The results of this behavior include fluid and electrolyte imbalance, gastrointestinal difficulties, inflammation of the esophagus and parotid glands, dental conditions, visual disturbances, muscle weakness, and menstrual irregularities. Vomiting, laxatives, or diuretics usually are what cause the problems. From psychological and behavioral points of view, people with bulimia often exhibit excessive concern about body weight and shape, irritability, social withdrawal, depression, and impulsive behavior.
Binge Eating Disorder
A third category is binge eating disorder. Considered to be the most common eating disorder, it is characterized by eating in binges that result in emotional or physical discomfort similar to bulimia but without the obvious compensatory behaviors mentioned previously.

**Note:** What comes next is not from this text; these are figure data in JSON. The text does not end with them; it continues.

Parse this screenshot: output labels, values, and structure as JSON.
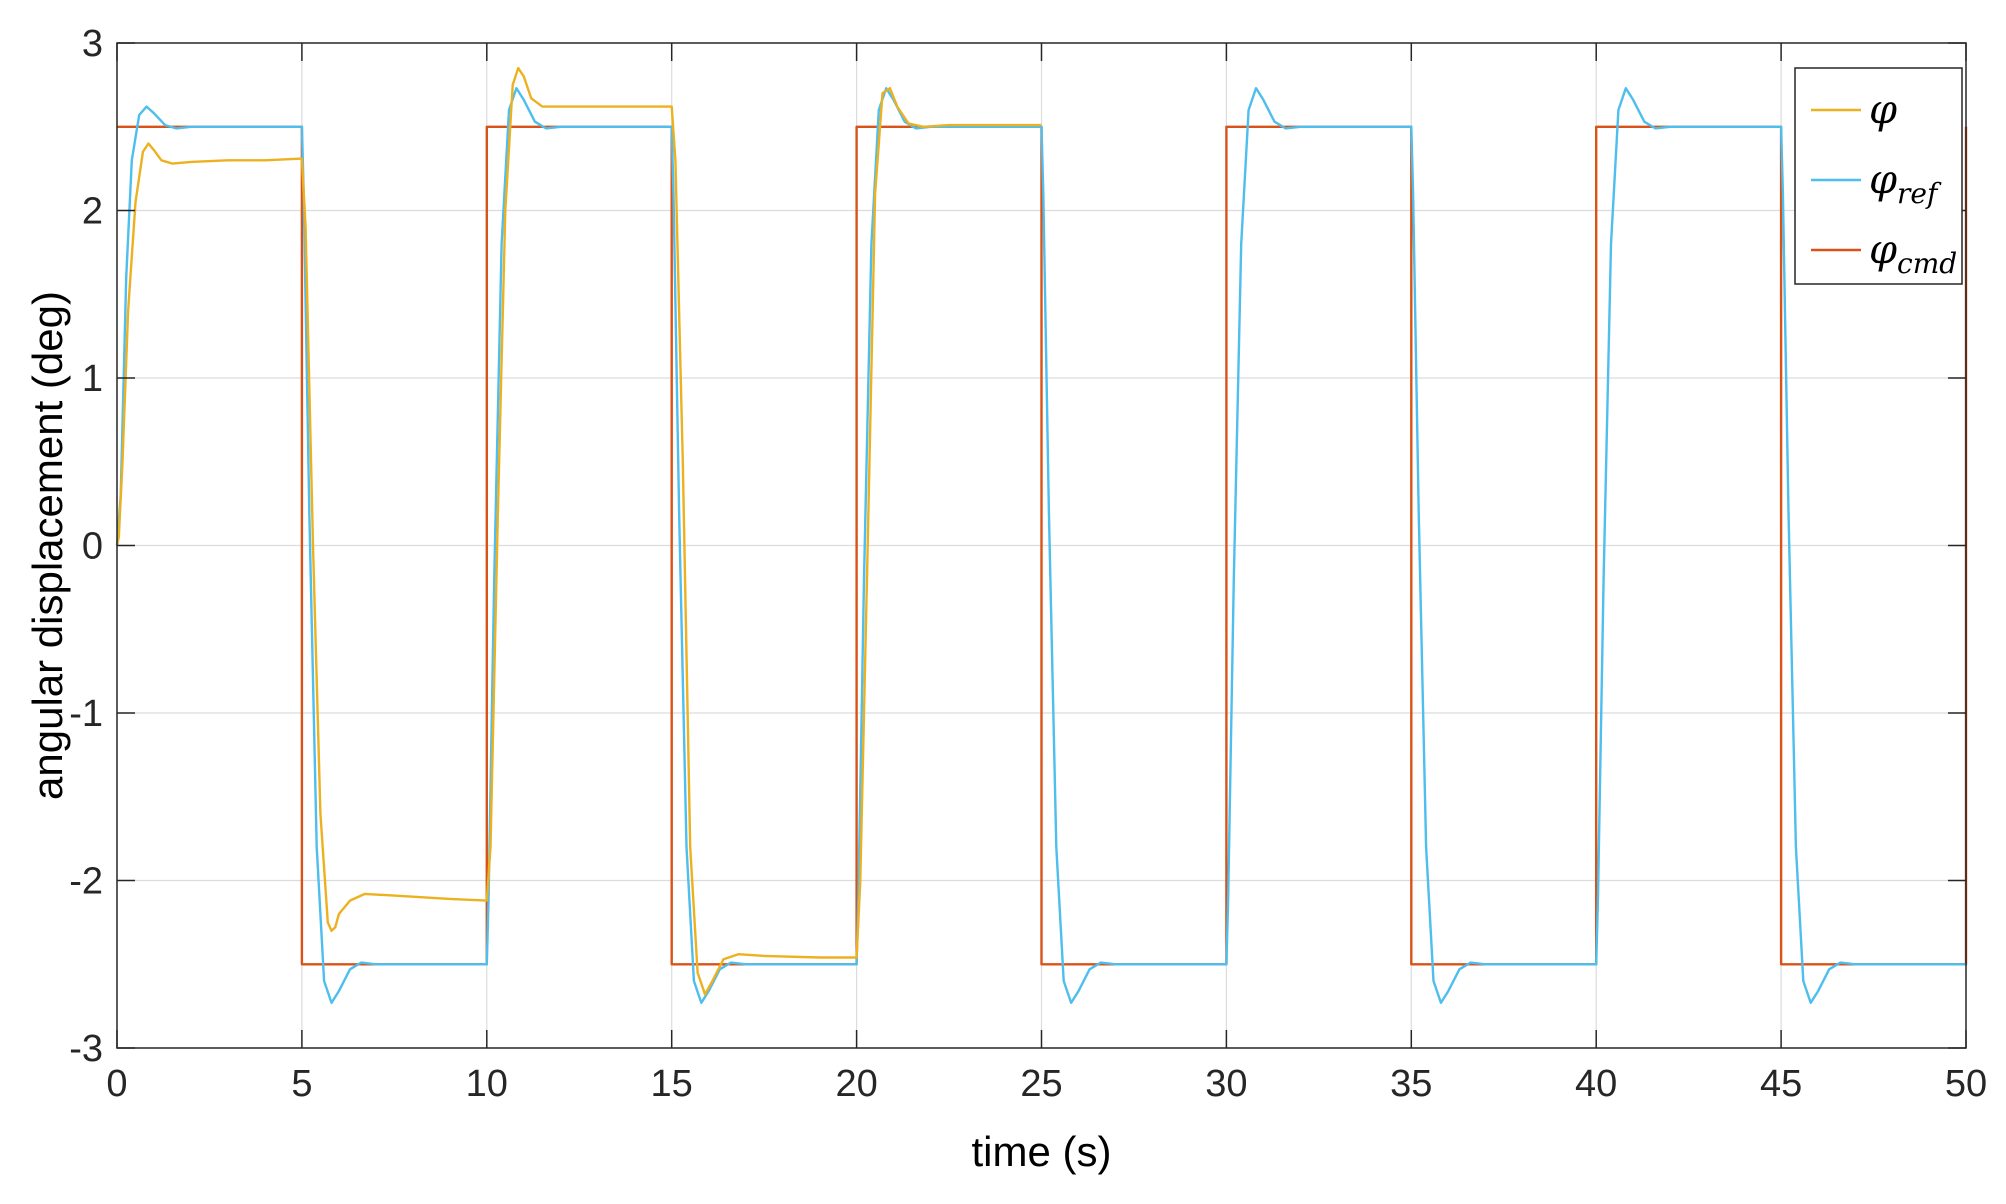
{
  "chart_data": {
    "type": "line",
    "title": "",
    "xlabel": "time (s)",
    "ylabel": "angular displacement (deg)",
    "xlim": [
      0,
      50
    ],
    "ylim": [
      -3,
      3
    ],
    "xticks": [
      0,
      5,
      10,
      15,
      20,
      25,
      30,
      35,
      40,
      45,
      50
    ],
    "yticks": [
      -3,
      -2,
      -1,
      0,
      1,
      2,
      3
    ],
    "xtick_labels": [
      "0",
      "5",
      "10",
      "15",
      "20",
      "25",
      "30",
      "35",
      "40",
      "45",
      "50"
    ],
    "ytick_labels": [
      "-3",
      "-2",
      "-1",
      "0",
      "1",
      "2",
      "3"
    ],
    "grid": true,
    "legend_position": "top-right",
    "series": [
      {
        "name": "φ",
        "color": "#EDB120",
        "x": [
          0,
          0.05,
          0.15,
          0.3,
          0.5,
          0.7,
          0.85,
          1.0,
          1.2,
          1.5,
          2.0,
          3.0,
          4.0,
          5.0,
          5.1,
          5.3,
          5.5,
          5.7,
          5.8,
          5.9,
          6.0,
          6.3,
          6.7,
          7.5,
          9.0,
          10.0,
          10.1,
          10.3,
          10.5,
          10.7,
          10.85,
          11.0,
          11.2,
          11.5,
          12,
          13,
          14,
          15.0,
          15.1,
          15.3,
          15.5,
          15.7,
          15.9,
          16.1,
          16.4,
          16.8,
          17.5,
          19,
          20.0,
          20.1,
          20.3,
          20.5,
          20.7,
          20.9,
          21.1,
          21.4,
          21.8,
          22.5,
          24,
          25.0
        ],
        "y": [
          0,
          0.05,
          0.5,
          1.4,
          2.05,
          2.35,
          2.4,
          2.36,
          2.3,
          2.28,
          2.29,
          2.3,
          2.3,
          2.31,
          1.9,
          0.0,
          -1.6,
          -2.25,
          -2.3,
          -2.28,
          -2.2,
          -2.12,
          -2.08,
          -2.09,
          -2.11,
          -2.12,
          -1.8,
          0.2,
          2.0,
          2.75,
          2.85,
          2.8,
          2.67,
          2.62,
          2.62,
          2.62,
          2.62,
          2.62,
          2.3,
          0.5,
          -1.8,
          -2.55,
          -2.68,
          -2.6,
          -2.47,
          -2.44,
          -2.45,
          -2.46,
          -2.46,
          -2.0,
          0.0,
          2.1,
          2.7,
          2.73,
          2.62,
          2.52,
          2.5,
          2.51,
          2.51,
          2.51
        ]
      },
      {
        "name": "φref",
        "color": "#4DBEEE",
        "x": [
          0,
          0.1,
          0.25,
          0.4,
          0.6,
          0.8,
          1.0,
          1.3,
          1.6,
          2.0,
          5.0,
          5.05,
          5.2,
          5.4,
          5.6,
          5.8,
          6.0,
          6.3,
          6.6,
          7.0,
          10.0,
          10.05,
          10.2,
          10.4,
          10.6,
          10.8,
          11.0,
          11.3,
          11.6,
          12.0,
          15.0,
          15.05,
          15.2,
          15.4,
          15.6,
          15.8,
          16.0,
          16.3,
          16.6,
          17.0,
          20.0,
          20.05,
          20.2,
          20.4,
          20.6,
          20.8,
          21.0,
          21.3,
          21.6,
          22.0,
          25.0,
          25.05,
          25.2,
          25.4,
          25.6,
          25.8,
          26.0,
          26.3,
          26.6,
          27.0,
          30.0,
          30.05,
          30.2,
          30.4,
          30.6,
          30.8,
          31.0,
          31.3,
          31.6,
          32.0,
          35.0,
          35.05,
          35.2,
          35.4,
          35.6,
          35.8,
          36.0,
          36.3,
          36.6,
          37.0,
          40.0,
          40.05,
          40.2,
          40.4,
          40.6,
          40.8,
          41.0,
          41.3,
          41.6,
          42.0,
          45.0,
          45.05,
          45.2,
          45.4,
          45.6,
          45.8,
          46.0,
          46.3,
          46.6,
          47.0,
          50.0
        ],
        "y": [
          0,
          0.3,
          1.6,
          2.3,
          2.57,
          2.62,
          2.58,
          2.51,
          2.49,
          2.5,
          2.5,
          2.1,
          0.2,
          -1.8,
          -2.6,
          -2.73,
          -2.66,
          -2.53,
          -2.49,
          -2.5,
          -2.5,
          -2.1,
          -0.2,
          1.8,
          2.6,
          2.73,
          2.66,
          2.53,
          2.49,
          2.5,
          2.5,
          2.1,
          0.2,
          -1.8,
          -2.6,
          -2.73,
          -2.66,
          -2.53,
          -2.49,
          -2.5,
          -2.5,
          -2.1,
          -0.2,
          1.8,
          2.6,
          2.73,
          2.66,
          2.53,
          2.49,
          2.5,
          2.5,
          2.1,
          0.2,
          -1.8,
          -2.6,
          -2.73,
          -2.66,
          -2.53,
          -2.49,
          -2.5,
          -2.5,
          -2.1,
          -0.2,
          1.8,
          2.6,
          2.73,
          2.66,
          2.53,
          2.49,
          2.5,
          2.5,
          2.1,
          0.2,
          -1.8,
          -2.6,
          -2.73,
          -2.66,
          -2.53,
          -2.49,
          -2.5,
          -2.5,
          -2.1,
          -0.2,
          1.8,
          2.6,
          2.73,
          2.66,
          2.53,
          2.49,
          2.5,
          2.5,
          2.1,
          0.2,
          -1.8,
          -2.6,
          -2.73,
          -2.66,
          -2.53,
          -2.49,
          -2.5,
          -2.5
        ]
      },
      {
        "name": "φcmd",
        "color": "#D95319",
        "x": [
          0,
          5,
          5,
          10,
          10,
          15,
          15,
          20,
          20,
          25,
          25,
          30,
          30,
          35,
          35,
          40,
          40,
          45,
          45,
          50,
          50
        ],
        "y": [
          2.5,
          2.5,
          -2.5,
          -2.5,
          2.5,
          2.5,
          -2.5,
          -2.5,
          2.5,
          2.5,
          -2.5,
          -2.5,
          2.5,
          2.5,
          -2.5,
          -2.5,
          2.5,
          2.5,
          -2.5,
          -2.5,
          2.5
        ]
      }
    ],
    "legend": [
      {
        "symbol": "φ",
        "sub": ""
      },
      {
        "symbol": "φ",
        "sub": "ref"
      },
      {
        "symbol": "φ",
        "sub": "cmd"
      }
    ]
  }
}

Treatment of Eating Disorders
Eating disorders of all types require a thorough assessment and interprofessional treatment. This treatment can be done on an outpatient basis, but inpatient stabilization may be needed for more serious problems that create life-threatening electrolyte imbalances or starvation. The athletic trainer should have an identified team in place for expediated referral and patient-centered treatment. The most effective treatment teams include medical, nutritional, and mental health practitioners. The antianxiety and depression medications described previously are used to treat underlying or comorbid conditions (see table 17.3 on medications). These medications are especially useful in treating the dysphoria associated with low self-esteem and disturbed identity, the anxiety that comes with changed eating behaviors (e.g., eating but not purging, fear of gaining weight), and the obsessive–compulsive nature of the disorder.
Group therapy—or more generally, milieu therapy—can help the patient to confront unrealistic expectations, maladaptive behaviors, and distorted thinking. Nutritionists work with patients with eating disorders to help them gain a more realistic understanding of the body’s physiology and nutritional needs and to establish expectations about diet and exercise. Individual and family therapy is especially helpful with children and adolescents, and it addresses dysfunctional social, cultural, and family dynamics within which eating behaviors are often embedded.